Par exemple, depuis toujours, dans une majorité de classes, une "leçon" se fait à partir de questions posées aux élèves.
Comme si ceux-ci étaient censés pouvoir y répondre, donc comme s'ils savaient déjà l'essentiel de ce qu'ils ont à apprendre ! Et l'on voit les enseignants féliciter ceux qui répondent (ceux dont on dit alors qu'ils participent activement à la classe !). Si bien que, puisqu'il y a des élèves qui savent déjà, il devient inutile de prévoir des situations d'apprentissage : l'évaluation — enfin, la note, plutôt — va en tenir lieu. Et comme c'est essentiellement ce qu'attend l'Institution, on gagne ainsi un temps précieux.
Depuis soixante ans bientôt que je vois des classes, je suis outrée par cette habitude, ahurissante d'incohérence avec ce qu'est notre tâche d'enseignant. Ce n'est pas en contrôlant des savoirs qu'on les enseigne.
En fait, c'est même le contresens fondamental sur le métier, une interprétation absurde de la maIeutique socratique, une profonde incompréhension de ce que signifie "partir des savoirs-déjà-là des élèves". Il ne s'agit pas de "faire sortir" des élèves ces savoirs qui seraient enfouis en eux. Il ne s'agit pas non plus d'en vérifier l'existence pour y ajouter quelque chose.
Il s'agit de les faire évoluer — et sans avoir besoin de les vérifier d'abord — vers une solidité plus rigoureuse et plus scientifique. Et le seul moyen pour cela est, non de faire des cours en posant des questions, mais, en classe, de faire travailler les élèves, en petits groupes solidaires, sur des situations problématiques COMPLEXES, destinées à mettre à l'épreuve leurs savoirs. Cette mise à l'épreuve a comme but de provoquer à la fois une prise de conscience de ce qu'ils savent (il faut avoir conscience qu'on sait pour vouloir apprendre) et un besoin d'en savoir davantage. Rappelons au passage que la fameuse "motivation" qui manque tant aux élèves selon l'opinion publique, n'a rien à voir avec une "envie" : elle ne peut venir que d'un BESOIN, rendu conscient par un obstacle rencontré dans la réalisation d'un projet.
Etre enseignant, c'est donc savoir installer dans sa classe ces obstacles, savoir gérer les propositions de solutions des élèves, et pouvoir en tirer parti. Cela implique qu'on sache pourquoi et en quoi ils sont des obstacles pour ceux-ci, et qu'on ait appris à créer les situations permettant de les surmonter, l'objectif étant de mettre en question pour les modifier DE L'INTÉRIEUR, croyances et interprétations imparfaites ou erronées des élèves.

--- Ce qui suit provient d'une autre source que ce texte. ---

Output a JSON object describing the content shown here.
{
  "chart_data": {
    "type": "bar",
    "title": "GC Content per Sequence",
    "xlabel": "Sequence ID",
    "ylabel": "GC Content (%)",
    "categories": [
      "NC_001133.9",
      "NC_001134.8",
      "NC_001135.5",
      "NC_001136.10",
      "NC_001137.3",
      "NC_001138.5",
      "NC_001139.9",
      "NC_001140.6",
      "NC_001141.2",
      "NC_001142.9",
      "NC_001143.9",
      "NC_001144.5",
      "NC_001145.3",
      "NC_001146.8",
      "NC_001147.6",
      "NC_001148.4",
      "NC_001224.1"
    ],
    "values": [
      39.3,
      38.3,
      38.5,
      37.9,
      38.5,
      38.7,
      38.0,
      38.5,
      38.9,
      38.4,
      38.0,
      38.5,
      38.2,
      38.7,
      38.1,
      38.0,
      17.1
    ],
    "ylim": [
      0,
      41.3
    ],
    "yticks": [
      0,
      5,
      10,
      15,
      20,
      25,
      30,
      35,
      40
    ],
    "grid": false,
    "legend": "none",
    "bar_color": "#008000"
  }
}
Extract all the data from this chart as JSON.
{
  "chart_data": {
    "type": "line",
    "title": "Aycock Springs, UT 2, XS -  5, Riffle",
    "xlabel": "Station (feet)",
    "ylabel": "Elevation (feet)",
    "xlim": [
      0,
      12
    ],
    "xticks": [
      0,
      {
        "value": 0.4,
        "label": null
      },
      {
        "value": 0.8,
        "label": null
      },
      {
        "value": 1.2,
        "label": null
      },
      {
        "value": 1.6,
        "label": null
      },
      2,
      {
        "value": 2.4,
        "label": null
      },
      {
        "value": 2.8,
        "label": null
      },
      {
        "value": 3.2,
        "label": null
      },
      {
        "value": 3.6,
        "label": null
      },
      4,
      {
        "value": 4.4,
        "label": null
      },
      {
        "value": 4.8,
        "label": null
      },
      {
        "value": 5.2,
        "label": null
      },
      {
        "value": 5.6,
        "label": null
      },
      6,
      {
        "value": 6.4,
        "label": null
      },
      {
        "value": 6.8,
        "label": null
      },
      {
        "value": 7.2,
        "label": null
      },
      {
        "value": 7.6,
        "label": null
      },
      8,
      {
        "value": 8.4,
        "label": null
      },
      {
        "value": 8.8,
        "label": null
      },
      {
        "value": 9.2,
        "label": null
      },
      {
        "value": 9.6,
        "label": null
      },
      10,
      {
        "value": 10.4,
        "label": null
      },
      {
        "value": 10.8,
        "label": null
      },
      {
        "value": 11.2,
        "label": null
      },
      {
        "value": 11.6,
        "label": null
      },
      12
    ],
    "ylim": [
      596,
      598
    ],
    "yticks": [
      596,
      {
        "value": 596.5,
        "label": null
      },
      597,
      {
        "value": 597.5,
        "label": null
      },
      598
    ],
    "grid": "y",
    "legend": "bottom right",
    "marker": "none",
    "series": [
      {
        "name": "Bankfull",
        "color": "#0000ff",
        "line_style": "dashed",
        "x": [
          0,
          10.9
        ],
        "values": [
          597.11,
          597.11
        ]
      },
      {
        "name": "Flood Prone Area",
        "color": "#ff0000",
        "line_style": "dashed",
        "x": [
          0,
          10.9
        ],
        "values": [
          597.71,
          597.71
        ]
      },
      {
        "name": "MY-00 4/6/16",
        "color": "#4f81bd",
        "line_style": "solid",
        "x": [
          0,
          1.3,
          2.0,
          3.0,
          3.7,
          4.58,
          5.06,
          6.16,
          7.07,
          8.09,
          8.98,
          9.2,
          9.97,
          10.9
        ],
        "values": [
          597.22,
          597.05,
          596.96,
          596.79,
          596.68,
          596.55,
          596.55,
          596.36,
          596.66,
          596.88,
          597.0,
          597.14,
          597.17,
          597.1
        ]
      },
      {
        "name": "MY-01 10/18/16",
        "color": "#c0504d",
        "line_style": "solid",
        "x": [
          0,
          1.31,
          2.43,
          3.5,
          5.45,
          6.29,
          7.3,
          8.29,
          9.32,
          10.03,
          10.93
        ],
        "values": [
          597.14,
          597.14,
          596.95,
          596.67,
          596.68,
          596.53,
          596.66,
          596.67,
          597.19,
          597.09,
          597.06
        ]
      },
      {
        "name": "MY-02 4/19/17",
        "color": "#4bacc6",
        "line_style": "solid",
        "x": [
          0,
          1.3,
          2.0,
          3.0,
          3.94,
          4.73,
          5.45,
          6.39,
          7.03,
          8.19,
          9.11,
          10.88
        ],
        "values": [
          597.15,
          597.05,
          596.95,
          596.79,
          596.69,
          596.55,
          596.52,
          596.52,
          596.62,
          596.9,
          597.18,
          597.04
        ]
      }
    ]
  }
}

Cela implique aussi qu'on sache exactement ce qu'on fait et à quoi sert ce qu'on fait faire aux élèves.
Il m'est souvent arrivé de demander, aux étudiants qui venaient de présenter une séance de travail, de me préciser quel était véritablement leur objectif d'apprentissage et à quel moment, dans leur séance, les enfants ont été en train d'apprendre ce qui était prévu. L'une comme l'autre de ces questions les laissait généralement décontenancés : on voyait bien que ce n'était pas là du tout leur préoccupation.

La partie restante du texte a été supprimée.